We’re not quite done building the shared model at this point. The delexicalised training phase does a good job of extracting general dialog dynamics. But it misses out on the affinity of certain features for certain slots. As an example ‘near tagged-slot-value’ is likely to be a feature relating to location.
To ensure that the model learns the relative importance of different features for each of the slots, we train slot specific models for each slot across all the available domains. To train these slot-specialised models, the shared RNN’s parameters are replicated for each slot and specialised further by performing additional runs of stochastic gradient descent using only the slot-specific (delexicalised) training data.
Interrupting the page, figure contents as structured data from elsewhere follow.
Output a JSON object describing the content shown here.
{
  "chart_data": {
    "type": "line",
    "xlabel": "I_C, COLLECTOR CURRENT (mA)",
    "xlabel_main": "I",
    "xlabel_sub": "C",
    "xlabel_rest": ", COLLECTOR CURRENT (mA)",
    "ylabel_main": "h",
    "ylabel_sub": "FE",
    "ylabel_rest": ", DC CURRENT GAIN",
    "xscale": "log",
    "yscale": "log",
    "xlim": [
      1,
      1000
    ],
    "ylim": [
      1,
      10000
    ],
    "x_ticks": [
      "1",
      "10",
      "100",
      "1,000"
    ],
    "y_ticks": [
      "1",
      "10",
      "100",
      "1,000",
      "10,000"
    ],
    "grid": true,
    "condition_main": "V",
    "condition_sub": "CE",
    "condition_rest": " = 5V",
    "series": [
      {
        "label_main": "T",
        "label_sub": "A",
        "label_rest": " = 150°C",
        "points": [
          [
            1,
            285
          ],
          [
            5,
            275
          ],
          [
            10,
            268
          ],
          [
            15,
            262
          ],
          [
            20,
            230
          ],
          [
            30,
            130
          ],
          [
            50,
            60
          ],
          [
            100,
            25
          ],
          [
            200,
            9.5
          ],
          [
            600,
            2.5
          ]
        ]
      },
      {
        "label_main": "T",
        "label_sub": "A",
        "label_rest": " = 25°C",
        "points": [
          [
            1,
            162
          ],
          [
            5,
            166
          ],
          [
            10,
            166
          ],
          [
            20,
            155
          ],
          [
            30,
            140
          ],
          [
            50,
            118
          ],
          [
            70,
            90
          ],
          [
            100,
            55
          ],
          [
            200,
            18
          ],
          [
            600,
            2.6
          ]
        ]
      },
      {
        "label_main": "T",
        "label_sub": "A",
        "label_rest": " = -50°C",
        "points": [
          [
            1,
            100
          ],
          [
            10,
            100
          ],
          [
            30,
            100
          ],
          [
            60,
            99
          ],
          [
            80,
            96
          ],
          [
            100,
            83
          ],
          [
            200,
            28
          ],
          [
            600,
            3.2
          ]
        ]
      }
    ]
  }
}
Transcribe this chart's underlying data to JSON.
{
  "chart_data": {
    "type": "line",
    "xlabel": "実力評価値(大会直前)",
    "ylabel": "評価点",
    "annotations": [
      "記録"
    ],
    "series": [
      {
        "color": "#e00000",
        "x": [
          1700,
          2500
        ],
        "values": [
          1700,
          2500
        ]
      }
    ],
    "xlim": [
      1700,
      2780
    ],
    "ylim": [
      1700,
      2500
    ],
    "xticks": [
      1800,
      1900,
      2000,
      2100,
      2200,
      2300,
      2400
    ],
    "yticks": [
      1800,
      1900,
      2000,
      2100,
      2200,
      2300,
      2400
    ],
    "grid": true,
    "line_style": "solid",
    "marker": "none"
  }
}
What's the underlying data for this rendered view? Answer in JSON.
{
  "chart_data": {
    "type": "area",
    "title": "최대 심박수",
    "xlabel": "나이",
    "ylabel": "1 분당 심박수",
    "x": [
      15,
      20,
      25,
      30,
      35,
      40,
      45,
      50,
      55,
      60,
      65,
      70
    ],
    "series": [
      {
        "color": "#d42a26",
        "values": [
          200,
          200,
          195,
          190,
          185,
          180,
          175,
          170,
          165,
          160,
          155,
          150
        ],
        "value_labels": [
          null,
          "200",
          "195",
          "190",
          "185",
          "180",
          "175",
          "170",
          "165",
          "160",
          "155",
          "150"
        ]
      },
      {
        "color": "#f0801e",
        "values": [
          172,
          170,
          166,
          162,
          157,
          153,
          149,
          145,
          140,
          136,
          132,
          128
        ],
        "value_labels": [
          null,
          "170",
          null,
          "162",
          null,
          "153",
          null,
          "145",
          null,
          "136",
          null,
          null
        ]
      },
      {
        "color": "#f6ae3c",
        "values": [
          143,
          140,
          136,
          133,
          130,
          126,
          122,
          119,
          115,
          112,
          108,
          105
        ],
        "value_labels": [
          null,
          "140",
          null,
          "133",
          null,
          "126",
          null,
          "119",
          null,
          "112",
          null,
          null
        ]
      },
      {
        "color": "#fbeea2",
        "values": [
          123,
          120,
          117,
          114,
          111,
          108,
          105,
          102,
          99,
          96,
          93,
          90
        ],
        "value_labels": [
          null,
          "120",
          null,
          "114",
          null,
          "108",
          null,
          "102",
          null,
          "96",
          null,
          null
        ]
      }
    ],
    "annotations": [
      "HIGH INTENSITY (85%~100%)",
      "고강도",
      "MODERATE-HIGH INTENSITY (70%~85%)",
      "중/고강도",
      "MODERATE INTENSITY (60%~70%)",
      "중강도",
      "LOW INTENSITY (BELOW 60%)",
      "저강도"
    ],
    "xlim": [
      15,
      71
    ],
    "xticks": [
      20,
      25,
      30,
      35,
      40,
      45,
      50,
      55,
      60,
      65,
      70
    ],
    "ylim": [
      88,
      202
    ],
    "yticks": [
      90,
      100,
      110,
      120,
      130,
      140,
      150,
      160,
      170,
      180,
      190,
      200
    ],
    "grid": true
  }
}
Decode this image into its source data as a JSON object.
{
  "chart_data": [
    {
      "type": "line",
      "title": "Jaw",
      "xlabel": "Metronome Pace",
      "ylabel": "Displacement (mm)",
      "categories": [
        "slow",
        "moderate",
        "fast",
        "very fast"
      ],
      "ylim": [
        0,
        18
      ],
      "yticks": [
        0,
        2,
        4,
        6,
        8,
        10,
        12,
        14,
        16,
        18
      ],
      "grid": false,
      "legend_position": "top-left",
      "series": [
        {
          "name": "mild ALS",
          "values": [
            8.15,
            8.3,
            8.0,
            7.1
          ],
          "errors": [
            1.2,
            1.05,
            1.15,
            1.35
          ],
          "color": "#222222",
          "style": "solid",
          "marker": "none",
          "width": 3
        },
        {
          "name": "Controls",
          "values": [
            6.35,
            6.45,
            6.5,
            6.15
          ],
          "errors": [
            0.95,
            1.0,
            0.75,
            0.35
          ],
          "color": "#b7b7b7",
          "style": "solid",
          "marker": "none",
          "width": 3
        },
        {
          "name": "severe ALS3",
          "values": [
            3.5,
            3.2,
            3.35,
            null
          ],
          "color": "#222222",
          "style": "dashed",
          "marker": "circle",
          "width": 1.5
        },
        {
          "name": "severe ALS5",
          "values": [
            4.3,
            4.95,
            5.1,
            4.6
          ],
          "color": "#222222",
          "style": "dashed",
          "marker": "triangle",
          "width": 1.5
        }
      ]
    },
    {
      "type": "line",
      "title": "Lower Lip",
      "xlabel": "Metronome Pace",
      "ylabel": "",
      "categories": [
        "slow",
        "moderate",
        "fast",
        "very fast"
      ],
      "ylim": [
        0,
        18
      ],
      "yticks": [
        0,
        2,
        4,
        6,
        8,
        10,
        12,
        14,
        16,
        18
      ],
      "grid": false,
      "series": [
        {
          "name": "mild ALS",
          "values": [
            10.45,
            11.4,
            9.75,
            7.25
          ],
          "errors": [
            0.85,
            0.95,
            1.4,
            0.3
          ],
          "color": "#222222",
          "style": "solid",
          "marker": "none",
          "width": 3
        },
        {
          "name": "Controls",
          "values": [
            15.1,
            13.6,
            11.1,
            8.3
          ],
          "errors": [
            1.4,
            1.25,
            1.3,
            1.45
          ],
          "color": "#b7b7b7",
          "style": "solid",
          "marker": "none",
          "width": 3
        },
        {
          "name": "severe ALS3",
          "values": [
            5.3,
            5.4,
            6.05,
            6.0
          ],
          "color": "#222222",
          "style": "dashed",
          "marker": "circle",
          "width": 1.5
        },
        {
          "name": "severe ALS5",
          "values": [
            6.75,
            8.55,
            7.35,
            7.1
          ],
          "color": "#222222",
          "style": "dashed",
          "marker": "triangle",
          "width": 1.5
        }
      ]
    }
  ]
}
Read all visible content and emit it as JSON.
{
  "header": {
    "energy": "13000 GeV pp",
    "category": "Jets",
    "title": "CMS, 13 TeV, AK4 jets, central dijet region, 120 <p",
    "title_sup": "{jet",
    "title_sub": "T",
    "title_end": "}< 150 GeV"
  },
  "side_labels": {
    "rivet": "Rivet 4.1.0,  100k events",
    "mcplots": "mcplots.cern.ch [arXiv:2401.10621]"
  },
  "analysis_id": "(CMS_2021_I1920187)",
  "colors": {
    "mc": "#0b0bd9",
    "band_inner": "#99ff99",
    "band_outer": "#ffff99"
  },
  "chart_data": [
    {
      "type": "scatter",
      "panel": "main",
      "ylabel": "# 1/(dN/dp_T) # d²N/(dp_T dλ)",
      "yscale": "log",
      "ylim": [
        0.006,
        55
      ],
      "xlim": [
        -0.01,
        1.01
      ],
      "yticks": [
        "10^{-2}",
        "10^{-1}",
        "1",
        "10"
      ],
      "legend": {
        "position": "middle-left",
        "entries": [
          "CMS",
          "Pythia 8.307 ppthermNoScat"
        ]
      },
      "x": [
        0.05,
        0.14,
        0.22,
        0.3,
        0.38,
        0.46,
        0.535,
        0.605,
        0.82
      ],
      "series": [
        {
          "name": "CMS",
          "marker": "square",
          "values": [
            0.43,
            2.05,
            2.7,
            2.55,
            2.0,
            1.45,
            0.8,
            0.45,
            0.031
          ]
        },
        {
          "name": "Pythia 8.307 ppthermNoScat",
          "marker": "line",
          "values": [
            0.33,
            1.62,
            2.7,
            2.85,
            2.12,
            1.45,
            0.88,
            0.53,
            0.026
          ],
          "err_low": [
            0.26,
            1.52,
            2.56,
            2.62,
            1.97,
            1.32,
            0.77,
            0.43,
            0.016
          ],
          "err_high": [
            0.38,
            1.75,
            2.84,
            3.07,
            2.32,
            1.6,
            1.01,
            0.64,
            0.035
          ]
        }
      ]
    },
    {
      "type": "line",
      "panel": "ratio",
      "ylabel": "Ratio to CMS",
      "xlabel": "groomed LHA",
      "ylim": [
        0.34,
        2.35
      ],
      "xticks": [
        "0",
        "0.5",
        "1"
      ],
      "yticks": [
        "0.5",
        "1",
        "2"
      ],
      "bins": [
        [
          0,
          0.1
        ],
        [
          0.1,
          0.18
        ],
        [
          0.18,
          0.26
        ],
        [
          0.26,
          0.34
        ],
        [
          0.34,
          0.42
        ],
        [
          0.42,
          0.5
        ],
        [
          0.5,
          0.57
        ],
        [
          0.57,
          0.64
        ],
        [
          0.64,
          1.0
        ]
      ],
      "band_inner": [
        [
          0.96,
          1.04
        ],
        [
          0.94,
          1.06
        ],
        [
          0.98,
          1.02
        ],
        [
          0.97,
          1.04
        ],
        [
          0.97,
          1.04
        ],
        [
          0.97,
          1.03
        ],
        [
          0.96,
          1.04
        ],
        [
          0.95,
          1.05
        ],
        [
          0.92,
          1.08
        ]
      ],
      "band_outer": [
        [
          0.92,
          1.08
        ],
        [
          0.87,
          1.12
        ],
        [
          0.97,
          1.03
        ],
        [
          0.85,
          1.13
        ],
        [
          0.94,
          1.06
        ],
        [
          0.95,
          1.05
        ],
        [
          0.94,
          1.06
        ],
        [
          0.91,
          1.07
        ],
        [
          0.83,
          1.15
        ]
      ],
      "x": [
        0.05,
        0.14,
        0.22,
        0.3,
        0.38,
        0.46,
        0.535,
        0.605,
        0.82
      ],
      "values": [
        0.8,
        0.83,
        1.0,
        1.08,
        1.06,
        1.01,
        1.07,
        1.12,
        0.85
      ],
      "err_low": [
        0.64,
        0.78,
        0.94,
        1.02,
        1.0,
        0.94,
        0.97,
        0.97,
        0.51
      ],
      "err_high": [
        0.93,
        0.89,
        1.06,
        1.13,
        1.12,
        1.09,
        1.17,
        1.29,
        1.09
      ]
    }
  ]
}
This completes the training of the shared general model. The general model can then be specialised for the target domain which enables it to learn domain-specific behaviour while retaining the previously learned cross-domain dialog patterns.
What difference does the out-of-domain pre-training make?
The authors work with six dialog datasets: three based on restaurant bookings (in Cambridge, SF, and Michigan respectively); a tourist information dataset containing dialogs about hotels, restaurants, pubs, and coffee shops; a hotels dataset; and a laptops dataset. Using these they train three different general models:
- The all restaurants model uses the three restaurant datasets
- The R+T+H model trains on the restaurant, tourist, and hotel datasets
- The R+T+H+L model trains on all of the datasets.
As a baseline, we can ask how well these models perform in each of the domains (i.e., with no domain-specific training at all).
The parameters of the three multi-domain models are not slot or even domain specific. Nonetheless, all of them improve over the domain-specific model for all but one of their constituent domains… The R+T+H+L model is much better at balancing its performance across all six domains, achieving the highest geometric mean (for accuracy) and still improving over all but one of the domain-specifc models.
Adding in the slot-specialisation phase to the general model further improves performance in the vast majority of experiments. In the table below, moving down through a column corresponds to adding more out-of-domain training data, and moving right corresponds to slot-specialising the shared model for each slot in the current domain.
The really interesting question, and the one we opened with, is what happens when the out-of-domain shared model is used to initialise a model for a new domain. We’ve already seen the results for training a laptop dialog model starting with a shared model built from all the other domains. Here’s what happens when the R+T+H datasets (minus Michigan) are used to pre-train a shared model for the Michigan restaurant dialogs:
In both experiments, the use of out-of-domain data helps to initialise the model to a much better starting point when the in-domain training dataset is small. The out-of-domain initialisation consistently improves performance: the joint goal accuracy is improved even when the entire in-domain dataset becomes available to the training procedure.
Looks like those available corpora for building dialog systems might come in handy!